Meet Ms. West, who is the new school librarian at Carter High School. A previous middle school language arts teacher, Ms. West went through trainings and recertification processes to become a high school librarian.

Since she has taught middle school for over 10 years, working on a campus is not new to her. What is daunting to her is her new role and new identity as the school librarian. More than ever, students of all ages are expected to be able to perform using computer technologies. Teachers must be able to use the technologies to input attendance, grades, and to present lessons in the classroom. And school staff members are expected to be able to find the right information, organize it properly, and display and communicate that information through various media such as newsletters, portals, Web sites, wikis and blogs.

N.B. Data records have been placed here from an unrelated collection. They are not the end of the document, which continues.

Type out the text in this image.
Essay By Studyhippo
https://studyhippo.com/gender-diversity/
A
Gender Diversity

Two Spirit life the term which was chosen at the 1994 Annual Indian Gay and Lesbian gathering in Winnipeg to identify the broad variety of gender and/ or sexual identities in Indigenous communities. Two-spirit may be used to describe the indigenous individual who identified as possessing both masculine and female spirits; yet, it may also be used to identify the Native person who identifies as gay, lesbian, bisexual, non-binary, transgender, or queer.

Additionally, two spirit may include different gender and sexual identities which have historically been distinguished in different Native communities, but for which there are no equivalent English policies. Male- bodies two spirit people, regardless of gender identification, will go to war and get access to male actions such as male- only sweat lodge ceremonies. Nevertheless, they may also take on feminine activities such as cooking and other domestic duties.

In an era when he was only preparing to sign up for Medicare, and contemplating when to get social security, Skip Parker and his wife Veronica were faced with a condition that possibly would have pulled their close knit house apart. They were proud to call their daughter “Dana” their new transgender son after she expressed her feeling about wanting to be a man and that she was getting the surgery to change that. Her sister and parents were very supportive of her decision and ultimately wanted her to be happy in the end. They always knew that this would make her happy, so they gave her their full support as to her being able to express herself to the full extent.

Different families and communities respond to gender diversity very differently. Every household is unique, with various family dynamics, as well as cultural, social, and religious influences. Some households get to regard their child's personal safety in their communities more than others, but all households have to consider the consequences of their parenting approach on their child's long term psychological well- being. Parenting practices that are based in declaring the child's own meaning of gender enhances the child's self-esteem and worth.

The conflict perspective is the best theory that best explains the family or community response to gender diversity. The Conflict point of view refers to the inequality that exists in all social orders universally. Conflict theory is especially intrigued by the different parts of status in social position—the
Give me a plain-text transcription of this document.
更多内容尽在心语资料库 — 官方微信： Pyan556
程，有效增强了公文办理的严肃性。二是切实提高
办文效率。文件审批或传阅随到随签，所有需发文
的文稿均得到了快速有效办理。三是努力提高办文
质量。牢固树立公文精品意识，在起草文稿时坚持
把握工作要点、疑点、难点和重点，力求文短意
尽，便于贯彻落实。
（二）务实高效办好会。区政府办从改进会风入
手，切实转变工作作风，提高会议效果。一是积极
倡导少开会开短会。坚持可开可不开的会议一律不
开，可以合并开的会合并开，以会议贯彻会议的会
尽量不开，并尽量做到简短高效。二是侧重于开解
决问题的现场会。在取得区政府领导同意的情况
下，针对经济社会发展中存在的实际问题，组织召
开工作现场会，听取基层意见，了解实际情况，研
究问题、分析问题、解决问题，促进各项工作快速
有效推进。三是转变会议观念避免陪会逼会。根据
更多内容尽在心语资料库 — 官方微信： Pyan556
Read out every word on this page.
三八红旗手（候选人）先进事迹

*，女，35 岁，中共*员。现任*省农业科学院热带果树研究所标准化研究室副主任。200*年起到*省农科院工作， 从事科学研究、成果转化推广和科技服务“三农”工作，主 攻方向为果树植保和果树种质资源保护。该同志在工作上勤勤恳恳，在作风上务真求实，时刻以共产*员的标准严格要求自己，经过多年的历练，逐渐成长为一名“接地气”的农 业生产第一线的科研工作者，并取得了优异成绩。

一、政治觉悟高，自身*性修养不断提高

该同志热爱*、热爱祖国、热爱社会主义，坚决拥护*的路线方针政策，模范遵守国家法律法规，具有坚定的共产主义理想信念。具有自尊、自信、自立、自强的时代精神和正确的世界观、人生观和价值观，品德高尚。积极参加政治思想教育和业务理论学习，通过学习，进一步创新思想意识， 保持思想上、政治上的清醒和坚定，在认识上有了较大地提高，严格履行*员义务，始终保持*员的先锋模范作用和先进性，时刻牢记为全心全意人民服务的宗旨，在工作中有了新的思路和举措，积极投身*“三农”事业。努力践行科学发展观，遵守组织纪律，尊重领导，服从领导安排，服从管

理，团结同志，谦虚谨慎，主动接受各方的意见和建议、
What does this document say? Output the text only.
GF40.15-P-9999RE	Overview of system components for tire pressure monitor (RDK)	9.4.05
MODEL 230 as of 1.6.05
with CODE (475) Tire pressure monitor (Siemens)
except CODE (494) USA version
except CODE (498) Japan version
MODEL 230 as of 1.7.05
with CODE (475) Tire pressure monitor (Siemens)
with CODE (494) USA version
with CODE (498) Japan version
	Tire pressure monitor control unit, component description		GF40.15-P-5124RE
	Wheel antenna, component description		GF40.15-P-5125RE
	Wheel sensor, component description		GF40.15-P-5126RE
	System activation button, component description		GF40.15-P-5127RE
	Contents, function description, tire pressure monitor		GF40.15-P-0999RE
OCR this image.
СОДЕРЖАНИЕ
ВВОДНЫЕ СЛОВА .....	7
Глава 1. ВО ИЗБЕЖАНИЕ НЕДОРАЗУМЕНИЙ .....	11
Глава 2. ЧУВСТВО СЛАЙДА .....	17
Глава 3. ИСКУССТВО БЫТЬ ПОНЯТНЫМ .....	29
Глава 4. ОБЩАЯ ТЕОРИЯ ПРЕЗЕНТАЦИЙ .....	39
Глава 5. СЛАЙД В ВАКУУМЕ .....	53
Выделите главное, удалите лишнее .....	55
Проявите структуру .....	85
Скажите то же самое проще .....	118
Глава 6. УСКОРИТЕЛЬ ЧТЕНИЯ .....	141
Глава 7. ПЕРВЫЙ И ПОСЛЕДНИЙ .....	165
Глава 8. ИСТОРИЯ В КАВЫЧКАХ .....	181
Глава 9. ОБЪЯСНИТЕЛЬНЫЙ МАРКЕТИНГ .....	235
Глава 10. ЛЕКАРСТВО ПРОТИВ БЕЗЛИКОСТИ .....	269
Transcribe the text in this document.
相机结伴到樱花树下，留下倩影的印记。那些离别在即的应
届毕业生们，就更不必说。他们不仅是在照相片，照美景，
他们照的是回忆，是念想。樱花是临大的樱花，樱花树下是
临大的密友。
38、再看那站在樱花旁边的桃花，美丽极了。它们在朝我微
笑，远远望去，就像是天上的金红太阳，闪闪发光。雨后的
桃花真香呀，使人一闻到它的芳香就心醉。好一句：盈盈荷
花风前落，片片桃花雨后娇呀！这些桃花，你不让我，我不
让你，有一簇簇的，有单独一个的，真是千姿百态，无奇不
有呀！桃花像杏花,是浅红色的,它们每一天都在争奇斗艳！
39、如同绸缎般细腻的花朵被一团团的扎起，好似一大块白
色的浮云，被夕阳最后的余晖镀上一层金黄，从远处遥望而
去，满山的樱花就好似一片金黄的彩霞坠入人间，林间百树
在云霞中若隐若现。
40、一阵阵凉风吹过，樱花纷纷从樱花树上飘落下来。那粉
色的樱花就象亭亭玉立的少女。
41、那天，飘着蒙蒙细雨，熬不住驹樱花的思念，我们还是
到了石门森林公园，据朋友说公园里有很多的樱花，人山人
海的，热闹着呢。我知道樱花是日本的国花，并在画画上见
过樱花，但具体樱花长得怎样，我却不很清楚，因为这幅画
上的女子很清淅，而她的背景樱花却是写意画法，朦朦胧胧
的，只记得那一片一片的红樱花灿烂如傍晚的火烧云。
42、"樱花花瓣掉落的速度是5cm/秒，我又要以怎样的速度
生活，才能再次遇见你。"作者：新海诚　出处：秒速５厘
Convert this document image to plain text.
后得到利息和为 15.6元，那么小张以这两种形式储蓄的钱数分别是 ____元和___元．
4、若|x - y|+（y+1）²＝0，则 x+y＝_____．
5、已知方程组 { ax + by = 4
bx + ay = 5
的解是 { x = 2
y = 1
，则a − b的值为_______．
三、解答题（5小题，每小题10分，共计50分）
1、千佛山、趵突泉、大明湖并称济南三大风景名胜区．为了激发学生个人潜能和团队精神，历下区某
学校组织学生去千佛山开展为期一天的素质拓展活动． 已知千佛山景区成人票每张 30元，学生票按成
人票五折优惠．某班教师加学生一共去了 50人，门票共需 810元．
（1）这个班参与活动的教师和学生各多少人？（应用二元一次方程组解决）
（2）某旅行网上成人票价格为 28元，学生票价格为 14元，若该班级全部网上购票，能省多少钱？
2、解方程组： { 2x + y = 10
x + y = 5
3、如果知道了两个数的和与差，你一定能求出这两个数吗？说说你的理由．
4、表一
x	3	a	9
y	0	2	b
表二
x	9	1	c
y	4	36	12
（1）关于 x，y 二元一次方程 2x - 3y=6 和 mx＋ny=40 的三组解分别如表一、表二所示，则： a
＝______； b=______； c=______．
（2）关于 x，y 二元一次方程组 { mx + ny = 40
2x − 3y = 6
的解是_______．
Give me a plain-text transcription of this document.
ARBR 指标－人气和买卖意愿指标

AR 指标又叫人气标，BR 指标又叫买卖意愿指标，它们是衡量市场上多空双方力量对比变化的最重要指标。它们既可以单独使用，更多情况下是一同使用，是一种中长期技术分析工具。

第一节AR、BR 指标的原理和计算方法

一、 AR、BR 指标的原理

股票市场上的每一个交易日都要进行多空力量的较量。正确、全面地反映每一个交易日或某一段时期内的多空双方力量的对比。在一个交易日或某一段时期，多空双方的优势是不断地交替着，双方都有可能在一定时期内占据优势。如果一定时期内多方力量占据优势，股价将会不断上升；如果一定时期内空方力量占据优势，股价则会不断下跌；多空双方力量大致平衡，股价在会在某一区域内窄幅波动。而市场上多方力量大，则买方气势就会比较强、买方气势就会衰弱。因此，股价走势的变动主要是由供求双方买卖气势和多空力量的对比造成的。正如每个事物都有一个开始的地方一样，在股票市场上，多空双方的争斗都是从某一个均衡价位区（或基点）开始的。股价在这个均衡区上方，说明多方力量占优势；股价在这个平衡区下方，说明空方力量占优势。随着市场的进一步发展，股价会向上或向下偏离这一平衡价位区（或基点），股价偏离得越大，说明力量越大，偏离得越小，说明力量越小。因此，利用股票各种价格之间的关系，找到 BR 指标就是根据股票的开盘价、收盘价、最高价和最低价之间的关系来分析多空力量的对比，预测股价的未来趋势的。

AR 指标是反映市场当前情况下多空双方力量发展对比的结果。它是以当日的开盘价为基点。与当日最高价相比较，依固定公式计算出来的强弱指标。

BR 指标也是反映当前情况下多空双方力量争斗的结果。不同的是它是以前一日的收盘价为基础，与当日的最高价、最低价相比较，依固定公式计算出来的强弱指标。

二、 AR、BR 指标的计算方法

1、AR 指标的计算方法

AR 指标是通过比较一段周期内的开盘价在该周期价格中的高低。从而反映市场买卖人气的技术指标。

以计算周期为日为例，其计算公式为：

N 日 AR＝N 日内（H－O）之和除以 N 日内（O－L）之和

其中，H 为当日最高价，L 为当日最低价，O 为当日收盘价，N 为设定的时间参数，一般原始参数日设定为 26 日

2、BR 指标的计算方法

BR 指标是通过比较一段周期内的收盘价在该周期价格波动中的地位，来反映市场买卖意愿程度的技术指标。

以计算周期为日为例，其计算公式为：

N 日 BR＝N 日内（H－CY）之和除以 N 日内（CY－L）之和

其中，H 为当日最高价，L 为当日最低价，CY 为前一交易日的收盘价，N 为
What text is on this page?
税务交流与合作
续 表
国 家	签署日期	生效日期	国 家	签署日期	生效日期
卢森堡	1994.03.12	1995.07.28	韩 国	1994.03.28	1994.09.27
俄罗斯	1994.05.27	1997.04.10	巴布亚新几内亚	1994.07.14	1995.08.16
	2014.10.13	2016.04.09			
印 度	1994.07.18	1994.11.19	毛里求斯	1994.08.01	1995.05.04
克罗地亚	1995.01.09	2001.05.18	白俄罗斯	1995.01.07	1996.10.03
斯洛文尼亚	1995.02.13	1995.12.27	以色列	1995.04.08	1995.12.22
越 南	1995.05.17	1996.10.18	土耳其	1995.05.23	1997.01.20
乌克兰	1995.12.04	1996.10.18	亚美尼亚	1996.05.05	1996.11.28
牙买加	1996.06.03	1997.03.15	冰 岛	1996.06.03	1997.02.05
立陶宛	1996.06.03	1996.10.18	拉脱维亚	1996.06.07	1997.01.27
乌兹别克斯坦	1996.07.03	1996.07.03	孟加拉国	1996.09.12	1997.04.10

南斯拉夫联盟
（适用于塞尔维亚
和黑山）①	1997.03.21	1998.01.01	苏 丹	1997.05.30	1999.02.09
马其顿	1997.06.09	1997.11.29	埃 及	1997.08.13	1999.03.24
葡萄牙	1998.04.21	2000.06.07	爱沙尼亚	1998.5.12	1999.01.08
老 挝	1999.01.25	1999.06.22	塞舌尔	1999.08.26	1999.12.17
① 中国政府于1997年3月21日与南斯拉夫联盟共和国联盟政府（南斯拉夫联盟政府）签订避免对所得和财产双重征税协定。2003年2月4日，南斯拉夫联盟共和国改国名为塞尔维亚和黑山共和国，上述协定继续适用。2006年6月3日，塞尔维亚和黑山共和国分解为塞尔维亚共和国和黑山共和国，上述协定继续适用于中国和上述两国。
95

This is especially challenging when facing the high-schoolers who are called “the Internet Generation”. The Internet Generation is the first to grow up with the Internet, providing a number of resources from downloading music to blogging. Cell phones are also in wide use, along with other gadgets such as electronic games. The Internet Generation takes the Internet for granted, accepting the utility of services such as Google, online chatting, online shopping, e-mailing, Wikipedia, MySpace, Facebook, and streaming videos.

However, interacting with technology on a daily basis does not mean that all students are effective and efficient users of technology. To her surprise, Ms. West found that some students who belong to the Internet Generation took a long time to find useful data over the Internet, did not know how to narrow their search results, could not differentiate quality information versus poor information, had not heard of the need for “data triangulation”, did not know how to cite information sources properly, had no clue they needed to verify information found through the Internet, and many other problems.

Understanding the importance of information literacy in the world today leads to the conclusion that the educational system is the catalyst for introducing and establishing information literacy competency and the school librarian plays a particularly important role in making this a reality. To Ms. West, there is no question that librarians and school library programs are the heart of education and as such, play a vital part of bringing information literacy standards to the forefront on their campuses. The roles she identified include being the instructor/specialist of information literacy skills on the campus, being a reading advocate and provider of reading materials, being the manager of both the information and library resources, and being a collaborator with teachers concerning information literacy issues.